To see Pearson on the doorstep in his dark gray suit, crisp white shirt and red-and-blue tie is to wake up on a summer morning with "I Love Lucy" on TV, the whistle of the Helms bakery truck outside and three months without school stretched ahead like Aladdin's carpet. So what if Mom is muttering on her hands and knees behind the toilet with a rag in her fist?

"I'll just step in a minute with your free gift," Pearson says, dangling a pastry brush and rubber spatula in a hint of treasures to come.

His routine is polished -- and rarely misses.

"When I first started, they told us, 'Don't go around in an old dirty shirt,' " Pearson says. "You dress up and look neat if you're selling high-quality merchandise," he says.

"We were taught, you come up to the door, you put your suitcase on the right-hand side, knock on the door, then step back two feet. And then say, "May I step in and give you your free gift?' You lay the velvet tray out and you demonstrate the merchandise."

Alfred C. Fuller, the Nova Scotia farm boy who started off in 1906 designing brushes on his workbench and selling them around town, created one of America's most formidable door-to-door sales empires.

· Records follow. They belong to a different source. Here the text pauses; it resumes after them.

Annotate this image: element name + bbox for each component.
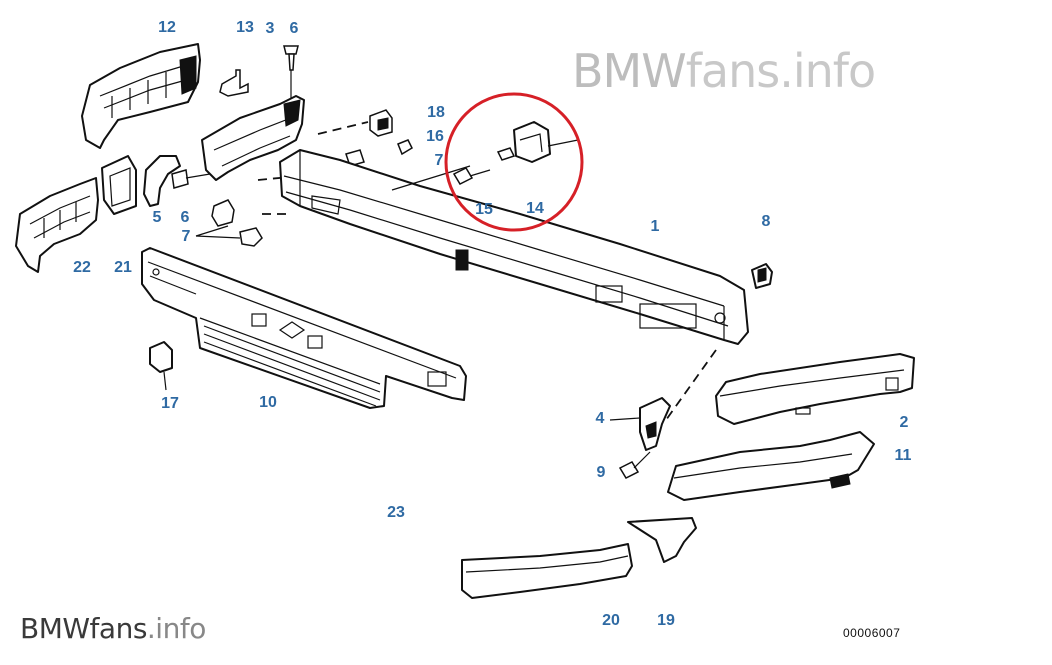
label-12: 12: [158, 19, 176, 36]
dash-line-1: [317, 121, 369, 135]
part-9-screw: [618, 451, 651, 479]
part-18-clip: [369, 109, 393, 137]
label-7: 7: [181, 228, 191, 245]
label-9: 9: [596, 464, 606, 481]
label-22: 22: [73, 259, 91, 276]
part-1-bumper-carrier: [279, 149, 749, 345]
label-6: 6: [180, 209, 190, 226]
label-18: 18: [427, 104, 445, 121]
label-2: 2: [899, 414, 909, 431]
label-23: 23: [387, 504, 405, 521]
part-14-bracket: [513, 121, 579, 163]
label-17: 17: [161, 395, 179, 412]
part-22-bumper-end-lower: [15, 177, 99, 273]
part-11-bumper-trim: [667, 431, 875, 501]
part-12-bumper-end-upper: [81, 43, 201, 149]
part-5-bracket: [143, 155, 181, 207]
lead-bolt-1: [391, 165, 471, 191]
diagram-reference-number: 00006007: [843, 626, 901, 640]
callout-circle: [444, 92, 584, 232]
part-17-cap: [149, 341, 173, 391]
part-4-bracket: [609, 397, 671, 451]
watermark-top: BMWfans.info: [572, 44, 876, 98]
part-6-bolt-lower: [171, 169, 211, 189]
label-7: 7: [434, 152, 444, 169]
part-21-cover: [101, 155, 137, 215]
part-10-grille-panel: [141, 247, 467, 409]
label-13: 13: [236, 19, 254, 36]
label-21: 21: [114, 259, 132, 276]
label-8: 8: [761, 213, 771, 230]
label-15: 15: [475, 201, 493, 218]
label-20: 20: [602, 612, 620, 629]
label-11: 11: [894, 447, 912, 464]
dash-line-4: [665, 349, 717, 421]
label-6: 6: [289, 20, 299, 37]
part-3-bracket: [201, 95, 305, 181]
label-10: 10: [259, 394, 277, 411]
part-20-trim-strip: [461, 543, 633, 599]
part-19-bracket: [627, 517, 697, 563]
part-2-bumper-corner: [715, 353, 915, 425]
part-15-screw: [452, 147, 516, 185]
part-16-screw: [397, 139, 413, 156]
label-1: 1: [650, 218, 660, 235]
part-8-clip: [751, 263, 773, 289]
label-4: 4: [595, 410, 605, 427]
label-19: 19: [657, 612, 675, 629]
label-5: 5: [152, 209, 162, 226]
label-14: 14: [526, 200, 544, 217]
part-7-nut-lower: [195, 199, 263, 247]
part-13-bracket: [219, 69, 249, 97]
label-3: 3: [265, 20, 275, 37]
watermark-bottom: BMWfans.info: [20, 612, 206, 645]
label-16: 16: [426, 128, 444, 145]
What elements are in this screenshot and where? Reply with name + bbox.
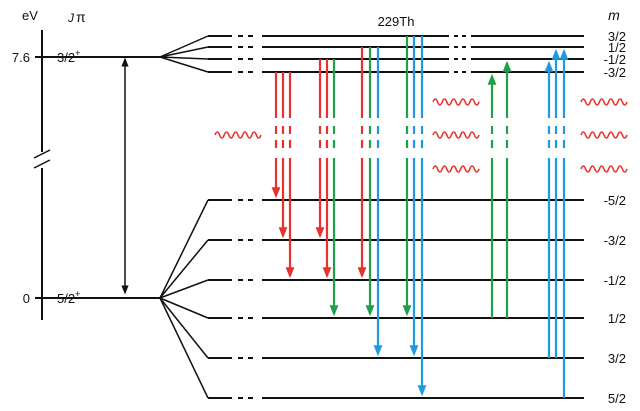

By the 1950s and 1960s, the Fuller Brush Co. had become an American institution, with overall annual sales reaching nearly $100 million.

It traded on the idea that anyone could make money with a good product and a lot of hard work, and on a society that still could afford stay-at-home mothers who kept up with the neighbors by the gleam of the linoleum on their kitchen floors.

"My life is proof of the tremendous power available to everyone to vault above his own deficiencies," Fuller wrote in his autobiography, "A Foot in the Door."

Fuller's particular niche was to make a better brush, and a brush for almost anything. A catalog from the 1960s featured a water-streaming shower brush, brushes for complexions, manicures, shaving, jars, bottles, lint, percolators, teeth, dentures and paint, along with various mops and brooms.

"Every woman wants to stay as young and attractive as she can. She wants a clean, fresh, radiant complexion . . . soft, lustrous hair. And she is equally interested in the appearance of her home," says the catalog's introduction. "Your Fuller Brush Man will gladly demonstrate how each Fuller item in this book can help make your life less work and more fun."

Over the years, legions of Fuller salesmen went house to house, ready at the slightest sign of encouragement to let loose a load of popcorn on the floor in order to demonstrate the abilities of the motorless carpet sweeper or to scrub the soot off the wall behind the radiator (without scratching the wallpaper!)

"See, here's the thing I learned," Pearson says. "When I call on you, I don't say: 'I'm the Fuller Brush Man.' You'll say, 'I don't need any brushes.' I come to the door and I say, 'I'm the Fuller Man.' That way I get in, I tell people what's on sale, what's good.

"Then I've just got a habit of checking out a house when I come in, see what they might need. My eyes flip around the room. I might suggest a wall brush to clean the ceiling, and I often go for the pre-laundry stain cleaner. I always go into that. I learned, sell three things at a time. Never sell just one."